“See the movie! Buy the toy!” – proving your fandom through consumption

I have a friend who saw Star Wars 29 times in the theatre in 1977. An impressive bit of fandom.

But seeing a film an excessive number of times became passe after the introduction of the VCR. So how does a ‘true fan’ show they love their favorite film?

Merchandise.


Merchandising tied to movies is almost as old as movies themselves. It is thought the first product tie-in was in 1929 for the Mickey Mouse film Steamboat Willie.

There were a number of toys, lunch boxes, and other pop culture swag over the years featuring various movie and tv properties, almost exclusively aimed at children.

The product tie-in idea was happening on a low level for decades.

Then Star Wars weaponized it.

Suddenly it wasn’t one toy or one lunch box. It was dozens.

And t-shirts.

And posters

And clothes and statues and blankets and on and on.

Kenner’s toy line reportedly made over $100 million in the first year.

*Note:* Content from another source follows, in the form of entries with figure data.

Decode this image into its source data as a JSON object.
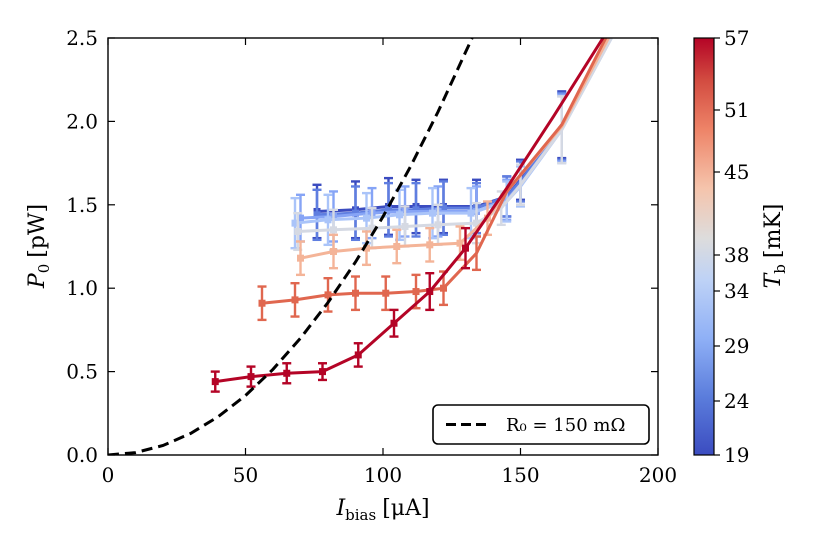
{
  "chart_data": {
    "type": "line",
    "xlabel_main": "I",
    "xlabel_sub": "bias",
    "xlabel_unit": "[μA]",
    "ylabel_main": "P",
    "ylabel_sub": "0",
    "ylabel_unit": "[pW]",
    "xlim": [
      0,
      200
    ],
    "ylim": [
      0,
      2.5
    ],
    "x_ticks": [
      "0",
      "50",
      "100",
      "150",
      "200"
    ],
    "y_ticks": [
      "0.0",
      "0.5",
      "1.0",
      "1.5",
      "2.0",
      "2.5"
    ],
    "colorbar": {
      "label_main": "T",
      "label_sub": "b",
      "label_unit": "[mK]",
      "range": [
        19,
        57
      ],
      "ticks": [
        "19",
        "24",
        "29",
        "34",
        "38",
        "45",
        "51",
        "57"
      ],
      "tick_values": [
        19,
        24,
        29,
        34,
        38,
        45,
        51,
        57
      ]
    },
    "legend": {
      "label": "R₀ = 150 mΩ",
      "position": "lower-right",
      "style": "dashed",
      "color": "#000000"
    },
    "reference_curve": {
      "name": "R₀ = 150 mΩ",
      "x": [
        0,
        10,
        20,
        30,
        40,
        50,
        60,
        70,
        80,
        90,
        100,
        110,
        120,
        130,
        132.4
      ],
      "y": [
        0,
        0.0143,
        0.057,
        0.129,
        0.229,
        0.357,
        0.514,
        0.7,
        0.914,
        1.157,
        1.429,
        1.729,
        2.057,
        2.414,
        2.5
      ]
    },
    "series": [
      {
        "temperature": 19,
        "color": "#3b4cc0",
        "x": [
          76,
          90,
          102,
          112,
          122,
          134,
          145,
          150,
          165,
          182
        ],
        "y": [
          1.46,
          1.47,
          1.49,
          1.49,
          1.49,
          1.49,
          1.55,
          1.65,
          1.98,
          2.5
        ],
        "err": [
          0.16,
          0.17,
          0.17,
          0.16,
          0.16,
          0.16,
          0.12,
          0.12,
          0.2,
          0
        ],
        "n_markers": 6
      },
      {
        "temperature": 24,
        "color": "#5f7ee0",
        "x": [
          76,
          90,
          102,
          112,
          122,
          134,
          145,
          150,
          165,
          182
        ],
        "y": [
          1.44,
          1.45,
          1.47,
          1.47,
          1.48,
          1.48,
          1.55,
          1.64,
          1.97,
          2.5
        ],
        "err": [
          0.15,
          0.16,
          0.16,
          0.16,
          0.16,
          0.15,
          0.12,
          0.12,
          0.2,
          0
        ],
        "n_markers": 6
      },
      {
        "temperature": 29,
        "color": "#86a4f6",
        "x": [
          70,
          82,
          96,
          108,
          120,
          134,
          145,
          150,
          165,
          183
        ],
        "y": [
          1.42,
          1.43,
          1.45,
          1.46,
          1.46,
          1.46,
          1.53,
          1.62,
          1.96,
          2.5
        ],
        "err": [
          0.14,
          0.15,
          0.15,
          0.15,
          0.15,
          0.15,
          0.12,
          0.12,
          0.2,
          0
        ],
        "n_markers": 6
      },
      {
        "temperature": 34,
        "color": "#aac4f9",
        "x": [
          68,
          80,
          94,
          106,
          118,
          132,
          145,
          150,
          165,
          183
        ],
        "y": [
          1.39,
          1.41,
          1.42,
          1.44,
          1.45,
          1.45,
          1.52,
          1.61,
          1.95,
          2.5
        ],
        "err": [
          0.15,
          0.15,
          0.15,
          0.15,
          0.15,
          0.15,
          0.12,
          0.12,
          0.2,
          0
        ],
        "n_markers": 6
      },
      {
        "temperature": 38,
        "color": "#d5d9e3",
        "x": [
          69,
          82,
          96,
          108,
          120,
          134,
          143,
          150,
          165,
          183
        ],
        "y": [
          1.34,
          1.35,
          1.36,
          1.37,
          1.38,
          1.39,
          1.48,
          1.62,
          1.95,
          2.5
        ],
        "err": [
          0.11,
          0.12,
          0.12,
          0.12,
          0.12,
          0.12,
          0.1,
          0.12,
          0.2,
          0
        ],
        "n_markers": 6
      },
      {
        "temperature": 45,
        "color": "#f4b498",
        "x": [
          70,
          82,
          94,
          105,
          117,
          128,
          138,
          146,
          165,
          182
        ],
        "y": [
          1.18,
          1.22,
          1.24,
          1.25,
          1.26,
          1.27,
          1.42,
          1.6,
          1.97,
          2.5
        ],
        "err": [
          0.1,
          0.1,
          0.1,
          0.1,
          0.1,
          0.1,
          0.1,
          0,
          0,
          0
        ],
        "n_markers": 7
      },
      {
        "temperature": 51,
        "color": "#e0674f",
        "x": [
          56,
          68,
          80,
          90,
          101,
          112,
          122,
          134,
          145,
          165,
          181
        ],
        "y": [
          0.91,
          0.93,
          0.96,
          0.97,
          0.97,
          0.98,
          1.0,
          1.21,
          1.58,
          1.98,
          2.5
        ],
        "err": [
          0.1,
          0.1,
          0.1,
          0.1,
          0.1,
          0.1,
          0.1,
          0.1,
          0,
          0,
          0
        ],
        "n_markers": 7
      },
      {
        "temperature": 57,
        "color": "#b40426",
        "x": [
          39,
          52,
          65,
          78,
          91,
          104,
          117,
          130,
          145,
          162,
          180
        ],
        "y": [
          0.44,
          0.47,
          0.49,
          0.5,
          0.6,
          0.79,
          0.98,
          1.24,
          1.6,
          2.03,
          2.5
        ],
        "err": [
          0.06,
          0.06,
          0.06,
          0.05,
          0.07,
          0.08,
          0.11,
          0.12,
          0,
          0,
          0
        ],
        "n_markers": 8
      }
    ]
  }
}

That was the childhood of Generation X.


Generation X was the first generation to abandon the idea of “putting aside childish things.”

This was partly a reaction to our parents’ nostalgia. Boomers were buying up the artifacts of their childhoods at vastly-inflated prices. That meant the children of the 80s were trained to not give up those toys in the first place, a hedge against later, expensive, nostalgia.

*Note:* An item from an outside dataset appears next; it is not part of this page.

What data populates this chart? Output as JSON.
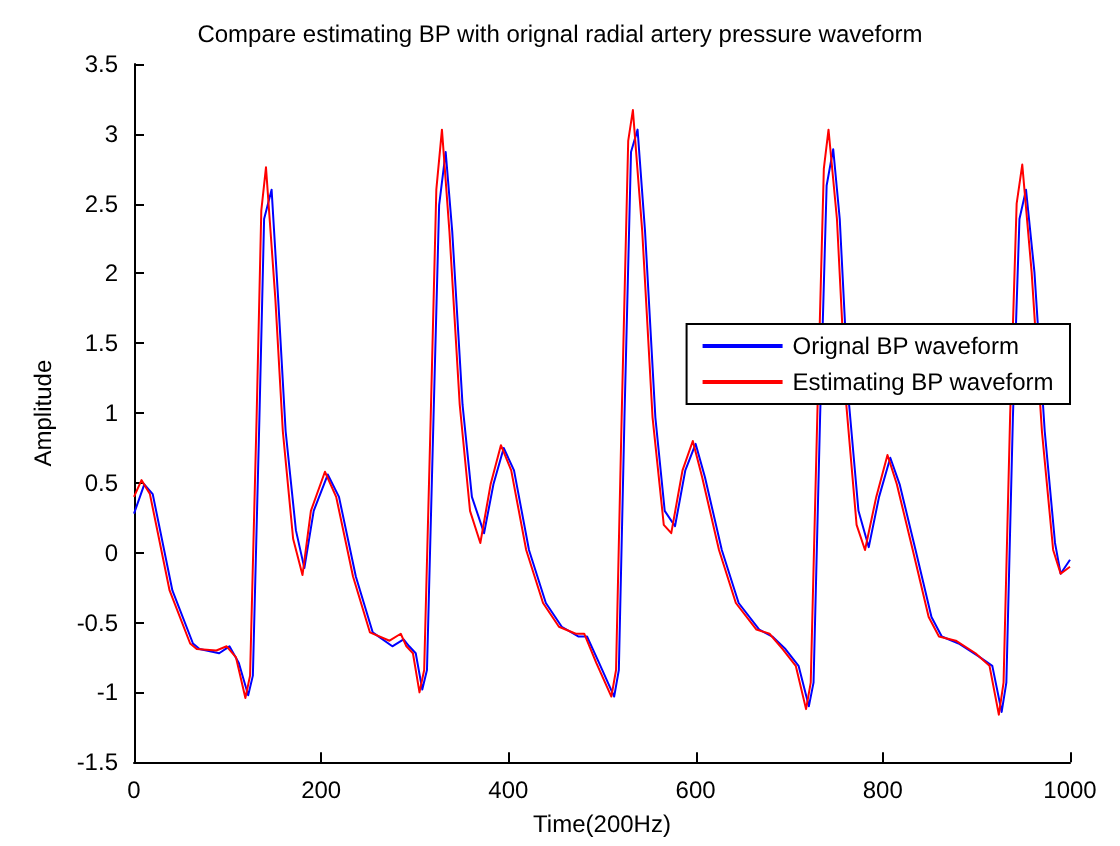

When Kenner revived the Star Wars toy line in the mid-1990s, the target audience was no longer children, it was 20-somethings who could now spend their video-store-clerk pay cheque on $500 AT-ATs.

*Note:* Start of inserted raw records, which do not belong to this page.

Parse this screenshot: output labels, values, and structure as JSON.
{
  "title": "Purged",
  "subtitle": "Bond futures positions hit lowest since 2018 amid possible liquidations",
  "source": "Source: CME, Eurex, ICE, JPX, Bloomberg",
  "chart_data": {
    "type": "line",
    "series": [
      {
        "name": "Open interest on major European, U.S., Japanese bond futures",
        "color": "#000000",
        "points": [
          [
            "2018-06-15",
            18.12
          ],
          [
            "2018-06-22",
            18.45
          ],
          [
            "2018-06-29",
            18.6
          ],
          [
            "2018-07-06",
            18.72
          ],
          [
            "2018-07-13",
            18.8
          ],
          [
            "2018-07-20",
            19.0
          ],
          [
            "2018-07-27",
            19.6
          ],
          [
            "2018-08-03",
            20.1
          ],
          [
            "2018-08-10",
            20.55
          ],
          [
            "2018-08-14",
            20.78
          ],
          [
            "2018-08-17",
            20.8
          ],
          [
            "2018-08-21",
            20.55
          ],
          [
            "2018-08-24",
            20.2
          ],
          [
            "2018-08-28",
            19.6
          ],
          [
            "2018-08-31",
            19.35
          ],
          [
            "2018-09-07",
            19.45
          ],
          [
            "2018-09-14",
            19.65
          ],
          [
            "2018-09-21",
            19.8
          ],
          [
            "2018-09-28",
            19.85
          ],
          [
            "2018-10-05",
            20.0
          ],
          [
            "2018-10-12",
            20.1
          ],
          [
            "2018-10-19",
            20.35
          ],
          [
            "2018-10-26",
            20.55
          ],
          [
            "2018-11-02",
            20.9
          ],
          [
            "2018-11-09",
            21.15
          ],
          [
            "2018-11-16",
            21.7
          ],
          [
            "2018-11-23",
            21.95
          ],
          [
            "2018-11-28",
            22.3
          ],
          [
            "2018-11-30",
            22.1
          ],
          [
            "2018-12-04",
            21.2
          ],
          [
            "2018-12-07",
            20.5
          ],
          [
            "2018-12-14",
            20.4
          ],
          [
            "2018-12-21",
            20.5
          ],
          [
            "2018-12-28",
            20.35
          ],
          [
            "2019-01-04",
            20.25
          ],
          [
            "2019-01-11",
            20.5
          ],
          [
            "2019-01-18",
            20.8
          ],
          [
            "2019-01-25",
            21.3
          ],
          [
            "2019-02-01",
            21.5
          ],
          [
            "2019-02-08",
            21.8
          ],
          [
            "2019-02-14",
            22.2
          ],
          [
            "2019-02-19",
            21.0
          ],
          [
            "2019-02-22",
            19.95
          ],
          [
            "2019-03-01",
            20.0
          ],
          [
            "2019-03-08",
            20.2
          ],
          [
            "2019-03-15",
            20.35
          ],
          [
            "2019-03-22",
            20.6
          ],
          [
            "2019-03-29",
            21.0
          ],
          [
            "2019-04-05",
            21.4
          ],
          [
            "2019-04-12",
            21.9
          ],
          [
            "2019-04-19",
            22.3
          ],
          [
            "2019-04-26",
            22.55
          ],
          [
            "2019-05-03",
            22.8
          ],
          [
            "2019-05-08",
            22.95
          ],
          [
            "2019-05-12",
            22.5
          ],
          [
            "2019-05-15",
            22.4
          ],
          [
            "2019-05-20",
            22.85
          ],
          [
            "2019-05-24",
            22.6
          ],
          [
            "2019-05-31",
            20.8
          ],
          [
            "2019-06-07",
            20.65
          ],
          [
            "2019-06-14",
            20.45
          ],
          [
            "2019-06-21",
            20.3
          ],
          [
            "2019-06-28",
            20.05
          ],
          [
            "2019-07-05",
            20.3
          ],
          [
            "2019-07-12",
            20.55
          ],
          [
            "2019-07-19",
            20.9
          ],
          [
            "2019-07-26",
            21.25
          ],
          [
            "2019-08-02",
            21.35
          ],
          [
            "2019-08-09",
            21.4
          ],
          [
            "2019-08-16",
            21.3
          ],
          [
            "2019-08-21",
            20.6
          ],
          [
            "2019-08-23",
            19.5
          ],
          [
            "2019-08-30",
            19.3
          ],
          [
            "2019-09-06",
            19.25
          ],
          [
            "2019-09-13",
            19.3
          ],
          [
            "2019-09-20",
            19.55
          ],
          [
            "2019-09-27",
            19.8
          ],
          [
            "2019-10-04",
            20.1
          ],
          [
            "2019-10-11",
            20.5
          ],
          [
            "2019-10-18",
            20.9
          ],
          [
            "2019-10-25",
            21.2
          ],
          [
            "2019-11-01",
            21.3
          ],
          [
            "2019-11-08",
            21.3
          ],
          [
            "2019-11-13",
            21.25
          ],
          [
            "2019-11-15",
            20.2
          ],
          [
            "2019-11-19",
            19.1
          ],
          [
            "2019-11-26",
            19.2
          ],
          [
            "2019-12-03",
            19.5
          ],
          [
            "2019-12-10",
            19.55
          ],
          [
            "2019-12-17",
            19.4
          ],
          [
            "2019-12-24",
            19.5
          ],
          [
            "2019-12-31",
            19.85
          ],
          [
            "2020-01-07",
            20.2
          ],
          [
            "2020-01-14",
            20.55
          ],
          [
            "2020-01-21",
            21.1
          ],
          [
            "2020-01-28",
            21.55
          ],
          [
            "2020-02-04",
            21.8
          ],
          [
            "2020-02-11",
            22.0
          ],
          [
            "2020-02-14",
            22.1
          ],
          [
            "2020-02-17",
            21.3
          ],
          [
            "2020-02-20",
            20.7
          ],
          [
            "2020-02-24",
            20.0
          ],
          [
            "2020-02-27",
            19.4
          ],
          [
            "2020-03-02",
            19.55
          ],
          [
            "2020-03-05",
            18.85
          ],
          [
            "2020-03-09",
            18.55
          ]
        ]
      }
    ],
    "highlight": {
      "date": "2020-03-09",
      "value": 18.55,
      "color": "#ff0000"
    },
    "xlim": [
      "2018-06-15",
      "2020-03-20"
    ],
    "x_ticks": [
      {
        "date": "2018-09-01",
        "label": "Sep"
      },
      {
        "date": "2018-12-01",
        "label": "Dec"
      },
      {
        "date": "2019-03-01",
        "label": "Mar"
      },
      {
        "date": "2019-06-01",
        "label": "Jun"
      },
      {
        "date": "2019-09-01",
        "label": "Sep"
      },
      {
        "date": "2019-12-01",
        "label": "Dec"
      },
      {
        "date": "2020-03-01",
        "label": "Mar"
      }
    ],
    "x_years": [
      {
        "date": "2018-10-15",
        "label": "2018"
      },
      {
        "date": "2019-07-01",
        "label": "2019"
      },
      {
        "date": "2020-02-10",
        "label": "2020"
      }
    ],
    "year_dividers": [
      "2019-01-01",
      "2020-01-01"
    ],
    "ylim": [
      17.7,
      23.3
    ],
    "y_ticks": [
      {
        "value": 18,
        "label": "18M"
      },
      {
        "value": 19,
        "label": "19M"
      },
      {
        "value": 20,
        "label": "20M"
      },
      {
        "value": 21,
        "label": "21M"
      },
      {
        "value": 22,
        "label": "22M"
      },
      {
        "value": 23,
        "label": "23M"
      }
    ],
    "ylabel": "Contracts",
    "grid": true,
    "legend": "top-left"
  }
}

With new Star Wars movies still years away, the only way one could demonstrate how much they loved the films was to buy more stuff.

Today, the success of certain properties is directly tied to how it can be monetized in merchandise. Paul Dini has said that the cancellation of Young Justice was directly related it having the ‘wrong’ demographics to sell the ‘right’ toys.


I have a few fandoms that haven’t been minimized yet. In general I have reduced to one or two very nice pieces from the various franchises I enjoy.

I think there is a place for reminding yourself and others that you love Dr Who or Lost, but it is very very easy to go overboard these days.

I started in the 90s collecting a lot of Star Wars, for example. As the volume became overwhelming, that was reduced to just Tattooine. Then there was too much to keep up with there and it became that I only bought Jawa merchandise.

Every time I curate, they move the line of what I “need” to keep up the collection.

Did you know there’s a $500 Jawa action figure set?

If I get that, will I finally prove how much I love Jawas?